Murat Bey ile 8 ayda toplam 17 kez görüştük ve her görüşmede istekleri doğrultusunda listelerini düzenleyerek yaşam tarzı değişikliğini sağlamaya ve onun yeni bir sayfa açmasında ona yardımcı olmaya çalıştık kendisi istedi , uyguladı ve başardı.

Murat Bey, Buket Hanım’ında dediği gibi hayatınızda yeni bir sayfa açıldı. Son olarak ne söylemek istersiniz?

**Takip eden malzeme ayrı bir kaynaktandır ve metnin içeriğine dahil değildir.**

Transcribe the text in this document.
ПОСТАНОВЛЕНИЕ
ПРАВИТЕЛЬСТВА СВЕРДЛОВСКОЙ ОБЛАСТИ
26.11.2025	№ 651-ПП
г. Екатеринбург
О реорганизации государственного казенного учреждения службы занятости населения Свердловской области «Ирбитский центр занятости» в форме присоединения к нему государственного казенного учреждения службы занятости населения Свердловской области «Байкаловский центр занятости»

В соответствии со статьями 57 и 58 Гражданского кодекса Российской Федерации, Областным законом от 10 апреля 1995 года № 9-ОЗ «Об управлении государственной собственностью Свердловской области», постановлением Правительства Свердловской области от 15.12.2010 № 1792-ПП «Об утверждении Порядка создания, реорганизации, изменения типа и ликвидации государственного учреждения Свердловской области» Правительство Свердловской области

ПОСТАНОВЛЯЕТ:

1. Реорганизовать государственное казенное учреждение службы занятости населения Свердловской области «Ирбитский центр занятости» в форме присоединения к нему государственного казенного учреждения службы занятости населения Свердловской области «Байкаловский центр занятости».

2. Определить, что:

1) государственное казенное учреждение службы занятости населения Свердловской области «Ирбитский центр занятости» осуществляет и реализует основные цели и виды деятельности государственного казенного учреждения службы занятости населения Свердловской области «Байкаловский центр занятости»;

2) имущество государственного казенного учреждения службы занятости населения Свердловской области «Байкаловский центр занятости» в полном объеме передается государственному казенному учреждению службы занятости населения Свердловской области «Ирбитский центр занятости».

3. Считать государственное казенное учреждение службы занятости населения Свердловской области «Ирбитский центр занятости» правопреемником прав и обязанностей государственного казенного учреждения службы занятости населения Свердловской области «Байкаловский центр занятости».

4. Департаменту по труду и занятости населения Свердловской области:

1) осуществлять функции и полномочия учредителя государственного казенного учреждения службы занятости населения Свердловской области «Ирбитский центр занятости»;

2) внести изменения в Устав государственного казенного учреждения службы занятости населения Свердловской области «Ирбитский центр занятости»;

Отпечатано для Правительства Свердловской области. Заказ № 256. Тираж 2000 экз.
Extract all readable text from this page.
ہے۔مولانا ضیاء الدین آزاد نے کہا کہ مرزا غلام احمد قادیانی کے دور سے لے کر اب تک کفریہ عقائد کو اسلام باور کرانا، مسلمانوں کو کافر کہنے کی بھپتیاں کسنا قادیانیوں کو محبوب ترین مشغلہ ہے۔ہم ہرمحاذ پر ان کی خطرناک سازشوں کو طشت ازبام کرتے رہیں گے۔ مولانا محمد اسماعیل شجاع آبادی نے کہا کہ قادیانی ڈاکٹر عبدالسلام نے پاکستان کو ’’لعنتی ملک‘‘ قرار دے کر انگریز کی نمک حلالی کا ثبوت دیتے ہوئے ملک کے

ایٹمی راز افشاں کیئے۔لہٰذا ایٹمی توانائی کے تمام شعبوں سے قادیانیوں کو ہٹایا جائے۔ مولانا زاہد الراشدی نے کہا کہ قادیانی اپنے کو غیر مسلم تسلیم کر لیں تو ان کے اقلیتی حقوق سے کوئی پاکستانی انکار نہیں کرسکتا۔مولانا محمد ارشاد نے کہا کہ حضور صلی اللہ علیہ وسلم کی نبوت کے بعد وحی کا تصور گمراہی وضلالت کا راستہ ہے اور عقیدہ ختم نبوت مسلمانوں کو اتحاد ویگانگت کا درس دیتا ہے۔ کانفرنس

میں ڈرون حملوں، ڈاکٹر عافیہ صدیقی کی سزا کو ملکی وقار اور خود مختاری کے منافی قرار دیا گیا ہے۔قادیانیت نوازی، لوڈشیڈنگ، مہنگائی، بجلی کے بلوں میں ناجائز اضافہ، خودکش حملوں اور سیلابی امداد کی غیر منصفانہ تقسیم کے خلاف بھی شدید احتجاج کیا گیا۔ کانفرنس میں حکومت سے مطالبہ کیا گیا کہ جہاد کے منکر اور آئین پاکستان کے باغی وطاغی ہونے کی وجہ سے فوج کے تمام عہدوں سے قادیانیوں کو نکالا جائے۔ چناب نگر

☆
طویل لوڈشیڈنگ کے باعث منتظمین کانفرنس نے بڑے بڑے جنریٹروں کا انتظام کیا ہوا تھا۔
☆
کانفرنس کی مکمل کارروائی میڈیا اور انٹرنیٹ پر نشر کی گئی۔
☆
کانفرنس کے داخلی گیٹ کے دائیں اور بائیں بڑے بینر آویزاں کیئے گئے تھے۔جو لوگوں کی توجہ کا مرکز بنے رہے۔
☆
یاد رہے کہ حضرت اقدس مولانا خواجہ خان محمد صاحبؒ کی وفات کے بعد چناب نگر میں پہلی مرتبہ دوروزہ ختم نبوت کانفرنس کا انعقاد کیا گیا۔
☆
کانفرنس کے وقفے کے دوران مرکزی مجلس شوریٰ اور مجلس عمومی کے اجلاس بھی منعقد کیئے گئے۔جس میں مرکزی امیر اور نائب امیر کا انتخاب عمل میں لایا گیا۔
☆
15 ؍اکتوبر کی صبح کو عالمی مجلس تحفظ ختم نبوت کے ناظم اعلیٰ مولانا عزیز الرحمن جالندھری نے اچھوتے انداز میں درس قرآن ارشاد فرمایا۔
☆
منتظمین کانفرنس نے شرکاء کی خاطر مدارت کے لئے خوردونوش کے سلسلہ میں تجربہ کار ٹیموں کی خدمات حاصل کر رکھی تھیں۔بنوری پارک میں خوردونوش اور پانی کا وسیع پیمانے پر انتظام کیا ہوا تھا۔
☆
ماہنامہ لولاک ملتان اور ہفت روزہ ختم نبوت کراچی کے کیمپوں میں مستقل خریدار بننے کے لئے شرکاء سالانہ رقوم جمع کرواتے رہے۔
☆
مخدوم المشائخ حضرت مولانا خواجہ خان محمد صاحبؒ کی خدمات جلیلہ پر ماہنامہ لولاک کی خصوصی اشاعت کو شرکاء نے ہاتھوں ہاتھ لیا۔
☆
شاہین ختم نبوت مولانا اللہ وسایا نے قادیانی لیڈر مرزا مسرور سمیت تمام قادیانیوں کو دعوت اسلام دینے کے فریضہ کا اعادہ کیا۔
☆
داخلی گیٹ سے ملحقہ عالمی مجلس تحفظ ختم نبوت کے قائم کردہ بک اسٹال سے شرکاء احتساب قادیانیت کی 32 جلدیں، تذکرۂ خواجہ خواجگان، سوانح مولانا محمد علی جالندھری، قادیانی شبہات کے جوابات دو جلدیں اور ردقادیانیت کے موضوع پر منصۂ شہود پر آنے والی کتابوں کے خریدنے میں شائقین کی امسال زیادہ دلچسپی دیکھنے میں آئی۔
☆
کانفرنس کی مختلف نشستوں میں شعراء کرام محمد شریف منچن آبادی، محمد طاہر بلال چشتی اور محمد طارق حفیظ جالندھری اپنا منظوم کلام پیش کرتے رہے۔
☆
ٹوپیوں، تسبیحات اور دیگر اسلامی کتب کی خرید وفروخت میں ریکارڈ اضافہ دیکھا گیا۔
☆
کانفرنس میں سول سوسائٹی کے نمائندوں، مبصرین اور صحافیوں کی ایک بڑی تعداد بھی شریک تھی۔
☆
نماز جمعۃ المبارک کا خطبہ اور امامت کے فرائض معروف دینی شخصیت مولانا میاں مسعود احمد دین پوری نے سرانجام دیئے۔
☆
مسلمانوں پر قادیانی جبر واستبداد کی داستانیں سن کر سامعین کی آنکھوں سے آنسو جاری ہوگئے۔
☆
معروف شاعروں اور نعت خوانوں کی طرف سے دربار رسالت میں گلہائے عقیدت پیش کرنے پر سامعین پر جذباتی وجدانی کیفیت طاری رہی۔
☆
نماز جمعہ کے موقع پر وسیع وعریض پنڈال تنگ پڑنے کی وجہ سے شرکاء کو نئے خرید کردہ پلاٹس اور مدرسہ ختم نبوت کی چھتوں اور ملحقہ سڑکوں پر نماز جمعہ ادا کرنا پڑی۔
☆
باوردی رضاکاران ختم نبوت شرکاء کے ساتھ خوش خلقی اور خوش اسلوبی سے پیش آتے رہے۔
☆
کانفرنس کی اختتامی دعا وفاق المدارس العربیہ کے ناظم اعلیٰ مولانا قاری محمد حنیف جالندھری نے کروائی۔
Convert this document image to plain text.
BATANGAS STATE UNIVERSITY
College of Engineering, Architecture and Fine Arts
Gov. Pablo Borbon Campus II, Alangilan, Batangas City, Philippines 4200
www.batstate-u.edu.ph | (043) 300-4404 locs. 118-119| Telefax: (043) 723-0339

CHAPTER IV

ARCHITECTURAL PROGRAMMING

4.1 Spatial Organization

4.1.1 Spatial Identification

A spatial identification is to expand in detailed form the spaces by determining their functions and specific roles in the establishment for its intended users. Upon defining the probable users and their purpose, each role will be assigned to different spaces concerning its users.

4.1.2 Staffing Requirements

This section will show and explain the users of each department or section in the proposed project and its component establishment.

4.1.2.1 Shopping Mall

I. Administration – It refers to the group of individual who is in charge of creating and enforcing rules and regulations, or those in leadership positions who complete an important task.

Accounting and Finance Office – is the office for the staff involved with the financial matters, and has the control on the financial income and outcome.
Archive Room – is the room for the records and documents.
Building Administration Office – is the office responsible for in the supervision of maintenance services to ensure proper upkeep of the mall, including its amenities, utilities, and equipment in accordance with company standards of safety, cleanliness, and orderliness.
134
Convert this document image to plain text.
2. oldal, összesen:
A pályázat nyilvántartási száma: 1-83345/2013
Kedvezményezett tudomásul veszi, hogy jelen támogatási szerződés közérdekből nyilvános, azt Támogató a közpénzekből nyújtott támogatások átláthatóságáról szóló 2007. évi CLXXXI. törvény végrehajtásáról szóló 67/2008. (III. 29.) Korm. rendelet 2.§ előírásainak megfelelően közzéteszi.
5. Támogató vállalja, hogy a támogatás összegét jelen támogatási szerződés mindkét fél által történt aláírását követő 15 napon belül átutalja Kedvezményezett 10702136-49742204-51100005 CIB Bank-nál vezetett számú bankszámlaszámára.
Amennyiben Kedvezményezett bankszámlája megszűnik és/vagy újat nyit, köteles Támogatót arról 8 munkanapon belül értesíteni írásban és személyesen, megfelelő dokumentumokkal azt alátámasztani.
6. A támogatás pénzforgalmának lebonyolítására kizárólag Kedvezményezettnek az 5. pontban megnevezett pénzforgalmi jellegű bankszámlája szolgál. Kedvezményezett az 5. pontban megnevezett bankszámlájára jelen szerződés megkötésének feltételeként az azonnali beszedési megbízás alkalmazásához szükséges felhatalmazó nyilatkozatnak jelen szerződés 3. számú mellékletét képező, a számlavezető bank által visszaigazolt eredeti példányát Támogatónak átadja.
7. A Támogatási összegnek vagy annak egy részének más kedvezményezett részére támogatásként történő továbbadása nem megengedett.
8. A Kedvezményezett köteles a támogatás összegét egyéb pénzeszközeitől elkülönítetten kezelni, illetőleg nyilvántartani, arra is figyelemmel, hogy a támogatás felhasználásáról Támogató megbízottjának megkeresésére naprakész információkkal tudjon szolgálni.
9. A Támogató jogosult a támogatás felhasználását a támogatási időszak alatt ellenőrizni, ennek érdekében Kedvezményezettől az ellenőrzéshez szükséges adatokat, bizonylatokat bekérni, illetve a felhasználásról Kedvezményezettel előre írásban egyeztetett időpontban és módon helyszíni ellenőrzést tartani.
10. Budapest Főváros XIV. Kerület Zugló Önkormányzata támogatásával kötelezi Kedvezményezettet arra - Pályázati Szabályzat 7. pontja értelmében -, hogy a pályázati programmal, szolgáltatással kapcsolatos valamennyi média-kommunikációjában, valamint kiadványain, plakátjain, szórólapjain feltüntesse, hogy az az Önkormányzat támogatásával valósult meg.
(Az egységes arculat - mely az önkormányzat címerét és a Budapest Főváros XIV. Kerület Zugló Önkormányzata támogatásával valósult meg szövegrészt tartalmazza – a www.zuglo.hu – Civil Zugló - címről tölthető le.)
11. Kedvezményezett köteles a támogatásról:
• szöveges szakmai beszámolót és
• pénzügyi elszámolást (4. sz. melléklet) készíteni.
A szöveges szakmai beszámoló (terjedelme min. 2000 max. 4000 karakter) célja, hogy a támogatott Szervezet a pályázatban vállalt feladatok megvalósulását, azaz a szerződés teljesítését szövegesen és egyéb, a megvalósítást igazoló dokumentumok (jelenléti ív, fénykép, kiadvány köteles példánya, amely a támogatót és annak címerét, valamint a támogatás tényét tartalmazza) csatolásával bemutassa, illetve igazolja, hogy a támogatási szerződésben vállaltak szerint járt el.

Şu an çok mutluyum ve hayata daha başka bakıyorum. Diyet sırasında en sevdiğim özelliği ise programı birlikte yapmamız ve programın esnek olması idi. “Kesinlikle şunu yiyeceksiniz” diye bir şey yok ,bu durum da insanı, en azından psikolojik olarak, çok rahatlatıyor. Program tam olarak uygulandığında gerçekten vücudumuz bize yanıt veriyor ve metabolizmanızın hızlandığını hissediyorsunuz. Buket Hanım’a başvurmadan önce günde yalnız iki öğün yiyordum. Vücudum açım dese bile bu sinyalleri alamıyordum çünkü metabolizmam uyku modunda çalışıyordu, yediğimi depoluyor dolayısıyla kısır bir döngüde kilo alıyordum. Gerçekten her şeyden yedim  derken yiyeceklerin miktar ve sıklığını dengeleyerek yedim ve  kilo verdim. Besinlerin birbiri yerine kullanılmasını değişimleri öğrenerek farklı ve karışık yiyeceklerin nasıl tüketilebileceğini görüşmelerimizdeki örneklemeler ve eğitimlerle öğrendim. 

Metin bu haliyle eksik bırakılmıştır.